A Xiyang official said earlier that it had signed up for a 75 per cent stake valued at 36 million euros (HK$350 million) in a 10 million tonne a year iron ore processing plant.
It started producing in April last year and stopped two months later, after the official said North Korea had prohibited it from selling 30,000 tonnes of ore and had arbitrarily raised land, power, water and labour costs.
The North then expelled Xiyang’s Chinese workers and later sold the iron ore, the Xiyang official said.
Stung by the Xiyang criticisms the investment authority statement on Wednesday said there would be more reforms to “ensure the legitimate rights and interests of all investors”.

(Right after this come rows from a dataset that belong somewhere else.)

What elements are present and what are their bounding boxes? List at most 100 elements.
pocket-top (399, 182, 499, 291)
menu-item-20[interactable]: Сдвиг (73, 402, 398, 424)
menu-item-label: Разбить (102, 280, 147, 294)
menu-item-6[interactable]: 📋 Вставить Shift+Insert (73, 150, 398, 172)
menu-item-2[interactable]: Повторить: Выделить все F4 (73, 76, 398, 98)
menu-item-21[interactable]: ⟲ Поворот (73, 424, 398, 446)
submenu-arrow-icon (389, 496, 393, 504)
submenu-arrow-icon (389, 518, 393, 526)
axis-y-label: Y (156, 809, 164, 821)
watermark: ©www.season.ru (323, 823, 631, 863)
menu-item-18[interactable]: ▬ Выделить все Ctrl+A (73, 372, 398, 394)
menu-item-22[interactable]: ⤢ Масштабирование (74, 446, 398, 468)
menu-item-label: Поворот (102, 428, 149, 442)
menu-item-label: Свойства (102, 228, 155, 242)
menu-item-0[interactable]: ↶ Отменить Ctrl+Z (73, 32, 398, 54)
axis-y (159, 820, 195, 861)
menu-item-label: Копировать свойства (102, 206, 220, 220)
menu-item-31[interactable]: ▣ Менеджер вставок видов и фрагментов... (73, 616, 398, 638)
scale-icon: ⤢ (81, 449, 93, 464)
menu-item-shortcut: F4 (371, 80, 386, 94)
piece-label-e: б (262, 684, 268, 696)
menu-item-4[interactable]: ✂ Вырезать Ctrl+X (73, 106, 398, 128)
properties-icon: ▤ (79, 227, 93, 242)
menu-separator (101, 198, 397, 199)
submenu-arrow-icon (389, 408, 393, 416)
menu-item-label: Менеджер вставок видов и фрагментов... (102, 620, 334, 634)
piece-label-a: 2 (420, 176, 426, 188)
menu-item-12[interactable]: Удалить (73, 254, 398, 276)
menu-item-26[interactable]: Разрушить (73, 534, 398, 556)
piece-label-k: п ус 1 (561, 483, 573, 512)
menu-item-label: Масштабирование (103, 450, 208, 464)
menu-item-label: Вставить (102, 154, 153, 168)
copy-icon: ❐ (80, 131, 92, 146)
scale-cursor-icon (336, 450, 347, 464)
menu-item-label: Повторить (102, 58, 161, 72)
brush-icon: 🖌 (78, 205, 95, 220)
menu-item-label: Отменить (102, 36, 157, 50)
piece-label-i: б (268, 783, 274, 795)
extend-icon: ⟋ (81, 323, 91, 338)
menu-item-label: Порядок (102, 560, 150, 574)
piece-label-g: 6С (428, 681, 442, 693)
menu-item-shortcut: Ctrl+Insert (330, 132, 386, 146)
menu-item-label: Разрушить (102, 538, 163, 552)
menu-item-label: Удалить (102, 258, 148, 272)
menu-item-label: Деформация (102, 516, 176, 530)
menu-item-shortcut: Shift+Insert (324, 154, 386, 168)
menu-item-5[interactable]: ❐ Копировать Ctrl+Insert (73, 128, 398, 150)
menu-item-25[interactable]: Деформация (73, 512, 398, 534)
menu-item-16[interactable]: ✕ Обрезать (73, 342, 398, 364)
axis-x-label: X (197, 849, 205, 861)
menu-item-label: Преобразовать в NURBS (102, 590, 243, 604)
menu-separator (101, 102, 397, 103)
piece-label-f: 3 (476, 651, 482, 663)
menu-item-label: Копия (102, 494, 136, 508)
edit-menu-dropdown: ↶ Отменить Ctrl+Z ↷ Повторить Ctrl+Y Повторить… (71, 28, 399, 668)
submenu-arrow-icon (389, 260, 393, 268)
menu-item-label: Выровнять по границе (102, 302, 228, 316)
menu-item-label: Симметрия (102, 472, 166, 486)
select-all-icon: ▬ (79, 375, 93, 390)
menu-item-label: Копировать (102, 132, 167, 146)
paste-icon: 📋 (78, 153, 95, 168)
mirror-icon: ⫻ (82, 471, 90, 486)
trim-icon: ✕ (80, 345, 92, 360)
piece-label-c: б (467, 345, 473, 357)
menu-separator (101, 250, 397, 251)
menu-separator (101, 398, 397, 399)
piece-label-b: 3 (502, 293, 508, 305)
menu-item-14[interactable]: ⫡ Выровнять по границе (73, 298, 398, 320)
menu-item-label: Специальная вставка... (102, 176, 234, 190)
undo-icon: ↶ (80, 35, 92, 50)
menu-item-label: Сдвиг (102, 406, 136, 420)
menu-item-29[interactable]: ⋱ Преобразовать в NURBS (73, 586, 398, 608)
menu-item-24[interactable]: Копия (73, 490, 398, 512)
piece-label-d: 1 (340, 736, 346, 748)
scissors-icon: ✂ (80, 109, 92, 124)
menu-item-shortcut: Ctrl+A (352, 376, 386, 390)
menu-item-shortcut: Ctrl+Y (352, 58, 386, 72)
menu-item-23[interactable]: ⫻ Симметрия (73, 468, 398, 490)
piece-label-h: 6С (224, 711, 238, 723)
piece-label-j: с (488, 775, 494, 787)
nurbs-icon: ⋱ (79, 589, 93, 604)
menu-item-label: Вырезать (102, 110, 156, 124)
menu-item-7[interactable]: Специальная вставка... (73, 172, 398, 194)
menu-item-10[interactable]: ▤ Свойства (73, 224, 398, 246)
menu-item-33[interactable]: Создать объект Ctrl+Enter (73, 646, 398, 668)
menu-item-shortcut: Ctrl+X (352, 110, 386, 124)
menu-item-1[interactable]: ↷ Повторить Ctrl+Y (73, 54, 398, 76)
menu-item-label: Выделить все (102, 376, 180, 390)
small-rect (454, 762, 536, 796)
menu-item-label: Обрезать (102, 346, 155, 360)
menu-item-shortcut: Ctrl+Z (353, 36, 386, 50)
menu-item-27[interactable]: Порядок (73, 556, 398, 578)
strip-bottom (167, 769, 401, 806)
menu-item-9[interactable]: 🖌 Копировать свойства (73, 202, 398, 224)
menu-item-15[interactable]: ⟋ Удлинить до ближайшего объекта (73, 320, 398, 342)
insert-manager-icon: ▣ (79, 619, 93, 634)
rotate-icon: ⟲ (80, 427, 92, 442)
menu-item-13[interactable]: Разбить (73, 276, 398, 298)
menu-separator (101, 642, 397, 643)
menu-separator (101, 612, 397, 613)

But it also said that investment had to be in line with the “security of the country” which was guaranteed by its “Songun” or military-first ruling philosophy, promulgated by Kim Jong-il, the youngest Kim’s father, who died in December.
KCNA also announced there would be a rare second session this year of its rubber stamp parliament, which could mean the approval of more economic measures.
The North faces a difficult balancing act as any potential economic opening could undermine the leadership.
As recently as August, Jang Song-taek, Kim’s uncle visited Beijing to ask for new investment and to try to get China to agree to a state visit for the new leader.
China has so far not responded to the requests and the North’s attack on a company linked to the government of a Chinese state bordering North Korea could make Beijing think twice about relations with its neighbour which irritated its backer with its two nuclear tests and a failed rocket launch in April.
“Coming in the wake of a pretty unsatisfactory visit to China by Jang Song-taek, this is a very public message of excuse as well as pressure that shows it does not like being humiliated and that North Korea is not a vassal of China,” said Yoo Ho-yeol expert on North Korea at Korea University outside Seoul.